The inability of the Nigerian government to utilise its refineries to full capacity has led to the abysmal deterioration of the petrochemicals industry, making the country to lose over $29.7 billion annually in revenue. The significance of a vibrant petrochemical industry to an economy with daily crude consumption of about 445,000 barrels still largely dependent on product imports cannot be over emphasised.
For Nigeria, the petrochemicals industry, a sub-sector of the petroleum industry, occupies a key place in the world economy as it produces the crucial raw materials from petroleum, including kerosene, liquefied petroleum gas (LPG), diesel, methane, plastic, rubber, yarn and other intermediary goods consumed across the world.

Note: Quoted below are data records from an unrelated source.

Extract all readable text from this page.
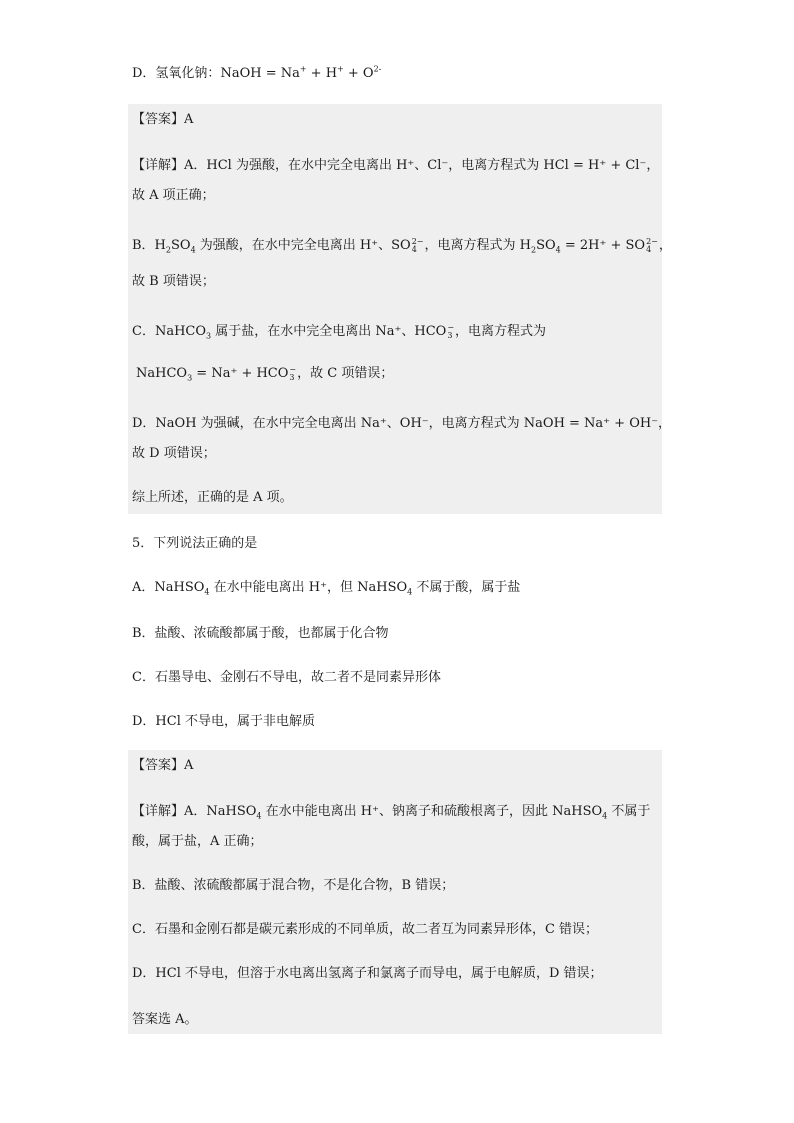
D．氢氧化钠：NaOH = $Na^+ + H^+ + O^{2-}$
【答案】A
【详解】A．HCl 为强酸，在水中完全电离出 H⁺、Cl⁻，电离方程式为 HCl = H⁺ + Cl⁻，
故 A 项正确；
B．$H_2SO_4$ 为强酸，在水中完全电离出 H⁺、SO 2−
4 ，电离方程式为 $H_2SO_4 = 2H^+$ + SO 2−
4 ，
故 B 项错误；
C．NaHCO$_3$ 属于盐，在水中完全电离出 Na⁺、HCO −
3 ，电离方程式为
NaHCO$_3$ = Na⁺ + HCO −
3 ，故 C 项错误；
D．NaOH 为强碱，在水中完全电离出 Na⁺、OH⁻，电离方程式为 NaOH = Na⁺ + OH⁻，
故 D 项错误；
综上所述，正确的是 A 项。
5．下列说法正确的是
A．NaHSO$_4$ 在水中能电离出 H⁺，但 NaHSO$_4$ 不属于酸，属于盐
B．盐酸、浓硫酸都属于酸，也都属于化合物
C．石墨导电、金刚石不导电，故二者不是同素异形体
D．HCl 不导电，属于非电解质
【答案】A
【详解】A．NaHSO$_4$ 在水中能电离出 H⁺、钠离子和硫酸根离子，因此 NaHSO$_4$ 不属于
酸，属于盐，A 正确；
B．盐酸、浓硫酸都属于混合物，不是化合物，B 错误；
C．石墨和金刚石都是碳元素形成的不同单质，故二者互为同素异形体，C 错误；
D．HCl 不导电，但溶于水电离出氢离子和氯离子而导电，属于电解质，D 错误；
答案选 A。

It is little wonder therefore that the country’s failure to harness these resources has left many companies that ordinarily should depend on raw materials from domestic petrochemicals in a comatose state, while those struggling to survive are doing so at a huge cost in the face of the nation’s dwindling foreign exchange inflow.
Demand for petrochemicals products drives activities in the end-user segments, which include a well-developed manufacturing sector, that provides a ready market for end-products of the industry. It was learnt that Nigeria’s failure to develop its petrochemical plants is largely the reason manufacturing companies are dependent on imports for over 80 per cent of their raw materials worth over $10 billion (about N2 trillion ) yearly.
It is also the reason many manufacturers had gone out of business, especially during the Central Bank of Nigeria’s (CBN) forex restriction on 41 firms. In Nigeria and across the world, foam, plastic, paint and textile manufacturing companies depend on derivatives of petrochemicals most of which are imported because the local industry has not received due attention.